Folding QQ-relations and transfer matrix eigenvalues: towards a unified approach to Bethe ansatz for super spin chains

Abstract

Extending the method proposed in [arXiv:1109.5524], we derive QQ-relations (functional relations among Baxter Q-functions) and T-functions (eigenvalues of transfer matrices) for fusion vertex models associated with the twisted quantum affine superalgebras Uq(gl(2r+1|2s)(2)), Uq(gl(2r|2s+1)(2)), Uq(gl(2r|2s)(2)), Uq(osp(2r|2s)(2)) and the untwisted quantum affine orthosymplectic superalgebras Uq(osp(2r+1|2s)(1)) and Uq(osp(2r|2s)(1)) (and their Yangian counterparts, Y(osp(2r+1|2s)) and Y(osp(2r|2s))) as reductions (a kind of folding) of those associated with Uq(gl(M|N)(1)).
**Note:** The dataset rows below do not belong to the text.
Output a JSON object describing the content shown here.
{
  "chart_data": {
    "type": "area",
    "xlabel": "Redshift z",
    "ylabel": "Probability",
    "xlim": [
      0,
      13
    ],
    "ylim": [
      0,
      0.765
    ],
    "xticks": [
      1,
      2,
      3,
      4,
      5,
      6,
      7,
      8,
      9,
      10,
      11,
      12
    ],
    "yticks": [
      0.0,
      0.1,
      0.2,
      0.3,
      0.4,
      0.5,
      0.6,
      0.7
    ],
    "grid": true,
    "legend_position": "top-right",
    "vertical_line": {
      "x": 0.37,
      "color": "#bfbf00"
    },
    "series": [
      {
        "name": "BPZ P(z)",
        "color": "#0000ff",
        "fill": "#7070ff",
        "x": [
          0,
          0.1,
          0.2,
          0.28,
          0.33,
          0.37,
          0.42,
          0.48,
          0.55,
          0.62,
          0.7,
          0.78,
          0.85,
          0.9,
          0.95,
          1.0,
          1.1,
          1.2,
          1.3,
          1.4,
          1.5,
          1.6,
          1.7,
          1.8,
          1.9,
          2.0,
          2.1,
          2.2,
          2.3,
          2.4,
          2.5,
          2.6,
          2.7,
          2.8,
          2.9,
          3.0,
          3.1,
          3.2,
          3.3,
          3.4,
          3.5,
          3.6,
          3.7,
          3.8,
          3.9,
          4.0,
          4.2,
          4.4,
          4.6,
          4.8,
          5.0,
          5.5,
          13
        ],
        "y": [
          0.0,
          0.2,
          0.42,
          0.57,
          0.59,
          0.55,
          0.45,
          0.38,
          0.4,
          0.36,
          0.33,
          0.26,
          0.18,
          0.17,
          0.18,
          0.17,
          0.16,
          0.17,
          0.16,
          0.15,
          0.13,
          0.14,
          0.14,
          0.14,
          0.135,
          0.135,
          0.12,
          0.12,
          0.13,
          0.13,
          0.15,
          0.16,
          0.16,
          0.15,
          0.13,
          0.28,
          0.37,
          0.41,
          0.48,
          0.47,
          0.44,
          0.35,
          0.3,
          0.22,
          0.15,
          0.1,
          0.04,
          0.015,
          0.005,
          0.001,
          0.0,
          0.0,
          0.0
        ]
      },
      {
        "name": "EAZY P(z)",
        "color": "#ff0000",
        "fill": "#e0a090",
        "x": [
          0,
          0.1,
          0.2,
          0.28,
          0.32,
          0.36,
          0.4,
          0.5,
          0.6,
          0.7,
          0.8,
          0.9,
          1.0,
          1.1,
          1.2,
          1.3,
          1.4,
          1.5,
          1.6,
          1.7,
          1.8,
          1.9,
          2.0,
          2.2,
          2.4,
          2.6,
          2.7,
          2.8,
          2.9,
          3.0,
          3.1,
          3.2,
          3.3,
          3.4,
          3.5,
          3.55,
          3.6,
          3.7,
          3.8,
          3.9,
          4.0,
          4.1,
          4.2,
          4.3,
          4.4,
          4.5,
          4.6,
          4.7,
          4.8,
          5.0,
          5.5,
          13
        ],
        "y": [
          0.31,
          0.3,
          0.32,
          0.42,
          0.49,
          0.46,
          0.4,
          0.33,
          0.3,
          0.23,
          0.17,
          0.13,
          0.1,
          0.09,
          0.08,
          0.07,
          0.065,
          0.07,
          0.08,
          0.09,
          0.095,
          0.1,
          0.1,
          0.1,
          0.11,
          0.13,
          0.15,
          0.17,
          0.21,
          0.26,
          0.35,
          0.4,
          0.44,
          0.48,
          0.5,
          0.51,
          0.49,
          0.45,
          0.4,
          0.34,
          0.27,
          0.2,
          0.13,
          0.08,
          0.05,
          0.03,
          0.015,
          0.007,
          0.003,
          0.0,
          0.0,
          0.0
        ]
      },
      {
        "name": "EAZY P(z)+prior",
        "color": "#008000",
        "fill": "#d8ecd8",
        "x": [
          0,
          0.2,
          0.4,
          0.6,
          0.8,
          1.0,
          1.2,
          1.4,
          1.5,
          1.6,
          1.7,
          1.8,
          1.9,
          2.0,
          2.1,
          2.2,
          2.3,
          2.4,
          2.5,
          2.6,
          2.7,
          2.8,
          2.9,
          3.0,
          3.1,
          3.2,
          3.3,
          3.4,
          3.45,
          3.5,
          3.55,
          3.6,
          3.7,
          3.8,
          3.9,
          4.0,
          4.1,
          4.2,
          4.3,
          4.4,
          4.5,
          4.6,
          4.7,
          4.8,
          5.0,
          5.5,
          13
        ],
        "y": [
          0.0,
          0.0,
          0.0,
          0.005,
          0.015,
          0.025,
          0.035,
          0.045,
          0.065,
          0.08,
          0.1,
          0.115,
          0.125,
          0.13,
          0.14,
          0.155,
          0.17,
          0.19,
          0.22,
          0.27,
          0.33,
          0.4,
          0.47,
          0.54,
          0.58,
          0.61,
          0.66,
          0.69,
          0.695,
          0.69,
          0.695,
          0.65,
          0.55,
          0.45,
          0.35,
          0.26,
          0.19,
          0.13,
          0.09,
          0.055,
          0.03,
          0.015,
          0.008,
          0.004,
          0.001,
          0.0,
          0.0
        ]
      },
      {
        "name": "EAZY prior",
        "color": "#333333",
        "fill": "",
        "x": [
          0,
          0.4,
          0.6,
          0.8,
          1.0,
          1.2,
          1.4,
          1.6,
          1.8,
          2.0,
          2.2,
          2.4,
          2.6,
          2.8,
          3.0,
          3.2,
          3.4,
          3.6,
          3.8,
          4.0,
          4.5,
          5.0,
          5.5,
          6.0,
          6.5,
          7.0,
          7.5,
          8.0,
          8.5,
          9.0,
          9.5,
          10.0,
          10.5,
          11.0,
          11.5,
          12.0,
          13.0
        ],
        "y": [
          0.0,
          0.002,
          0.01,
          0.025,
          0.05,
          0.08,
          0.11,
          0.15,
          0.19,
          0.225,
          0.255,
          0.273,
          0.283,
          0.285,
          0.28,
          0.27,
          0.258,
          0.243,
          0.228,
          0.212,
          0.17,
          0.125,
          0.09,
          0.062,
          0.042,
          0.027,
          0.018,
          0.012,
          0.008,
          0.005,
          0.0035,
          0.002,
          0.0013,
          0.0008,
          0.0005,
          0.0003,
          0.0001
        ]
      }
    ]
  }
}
In particular, we reproduce previously proposed generating functions (difference operators) of the T-functions for the symmetric or anti-symmetric representations, and tableau sum expressions for more general representations for orthosymplectic superalgebras [arXiv:0911.5393,arXiv:0911.5390], and obtain Wronskian-type expressions (analogues of Weyl-type character formulas) for them. T-functions for spinorial representations are related to reductions of those for asymptotic limits of typical representations of Uq(gl(M|N)(1)).